I've gotten some positive feedback for that but have yet to find someone willing to actually submit it in a bill.

Isn't this part of why rail is a lot easier to do in Europe? My understanding is that it is a lot harder to sue over stuff like this there. Maybe someone familiar with Europe's rail situation can chime in.
The process is definitely different at least in the smaller countries. In Denmark, when the Copenhagen metro expansion was agreed on by the government, the plans were passed as a law through the national parliament. Therefore, everything in it became by definition legal, superseding any contrary legislation, unless it violated the constitution.

The U.S. instead tends to work on a model where the legislature passes general rules, and then agencies administer the rules in specific cases. So, for example, a specific rail plan is proposed pursuant to a piece of legislation, but the plan is not itself a piece of legislation superseding others. That leaves it open to all sorts of lawsuits alleging that it didn't comply with the legislation that applies to it.

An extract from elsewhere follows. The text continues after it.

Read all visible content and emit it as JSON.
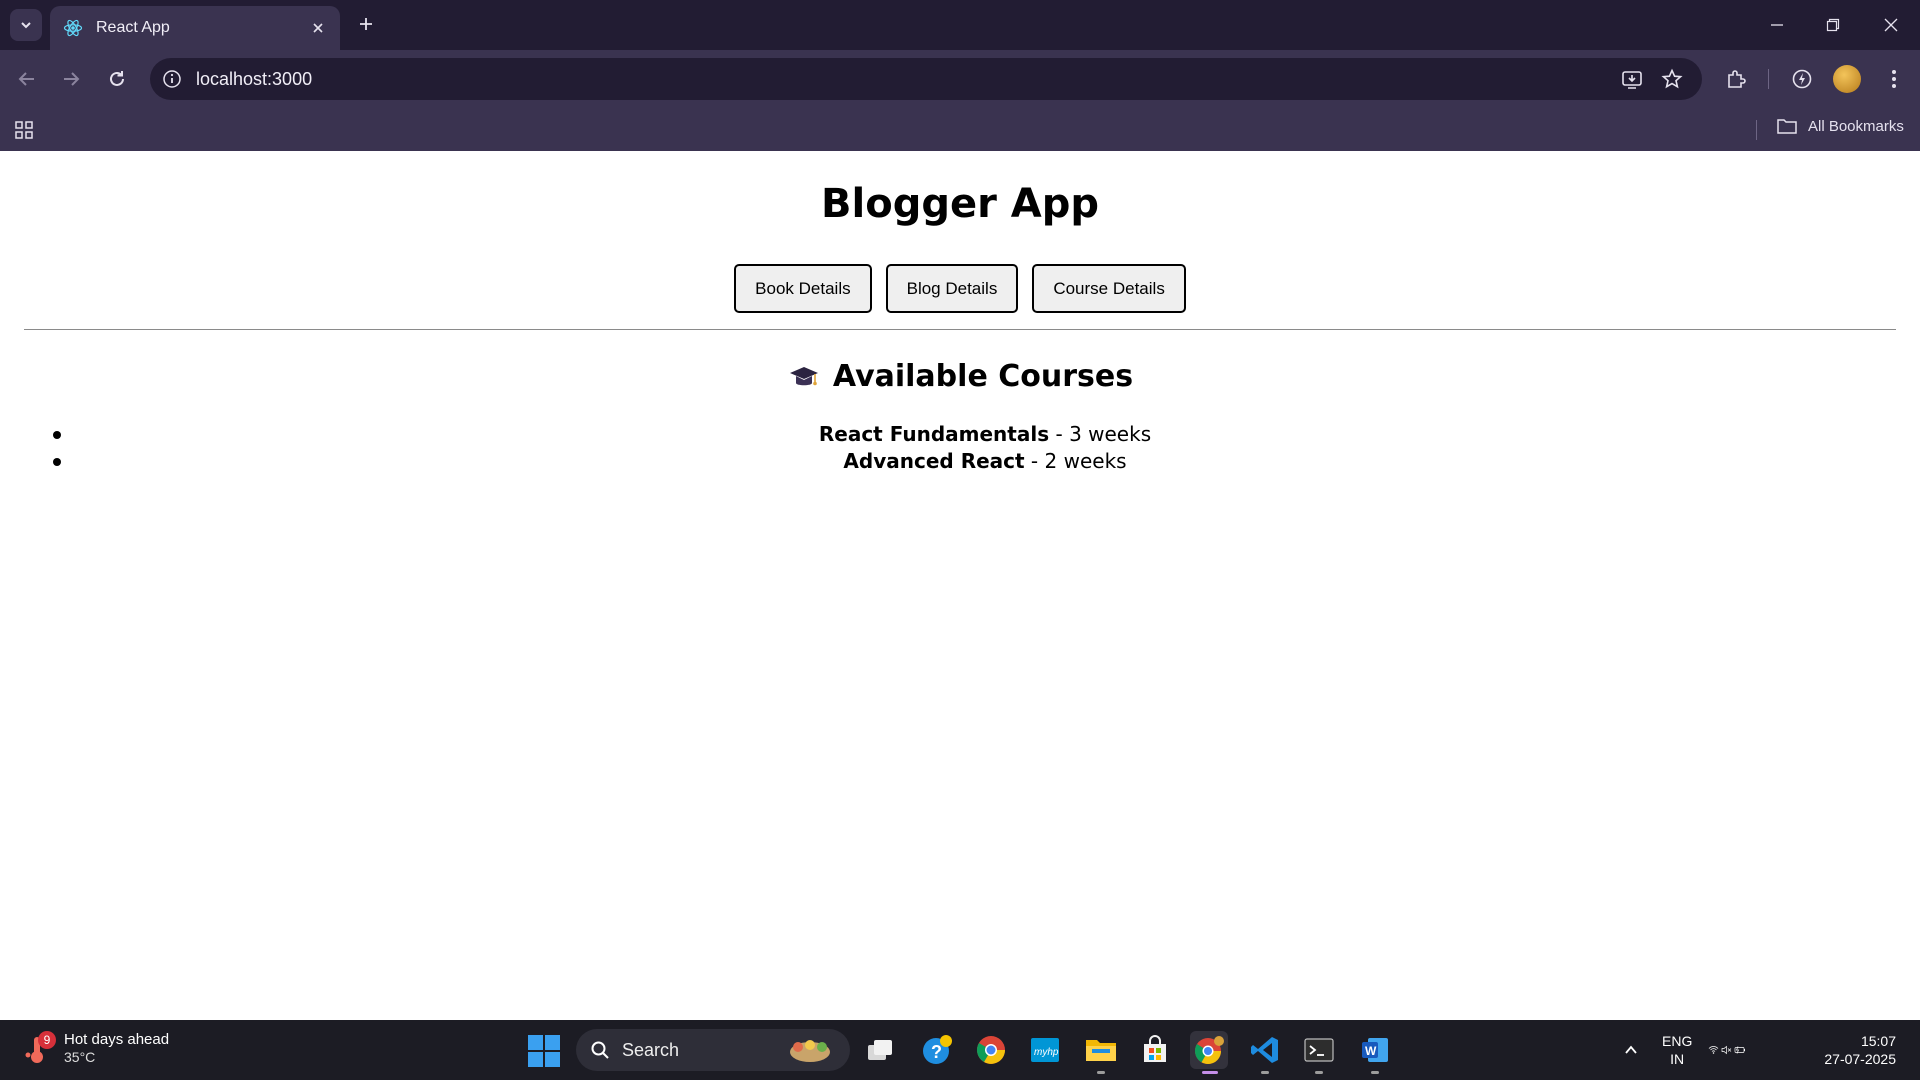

Passenger rail is excellent in Europe, but rail freight is atrocious.

It's the opposite in the USA.

The Economist had an interesting report on the reasons for the difference: http://www.economist.com/node/16636101

They built awfully bad ones, by today's standards. Rails weren't prestretched and welded together. Instead, they left gaps between rails to cater for temperature differences (http://en.wikipedia.org/wiki/Track_(rail_transport)#Joining_...)

Modern trains also are heavier and accelerate and decelerate faster than the trains you see in westerns. Both mean that they exert greater forces on the rails.

Finally, safety standards are way higher. That means that material must be of higher quality and tested better, both at the factory and after installation.

There is also the issue that the FRA in the US makes trains considerably heavier than equivalents in the rest of the world. http://www.ebbc.org/rail/fra.html
I feel that most of the cost is for tunneling and the difficulties of working in such a space as a subway system. as for normal railroads, a quick googling shows that the cost is much more conservative, with a 1995 estimate[1] stating about $250,000 per mile to rehabilitate an existing railroad.

[1] http://tacnet.missouri.org/history/railroads/rrcosts.html

Light rail is above ground, often operating alongside street traffic.
Slave labor and "slave" labor.
Slave labor was too expensive to use because you risked losing your valuable capital. Instead new immigrants were used such as Irish (East Coast) or Chinese (West Coast).
That's the "slave" labor.
Slave labour was used sometimes, e.g. the Thailand-Burma railway.

http://en.wikipedia.org/wiki/Burma_Railway

Five hundred men died for every mile of track laid, but hey, they had too many prisoners anyway!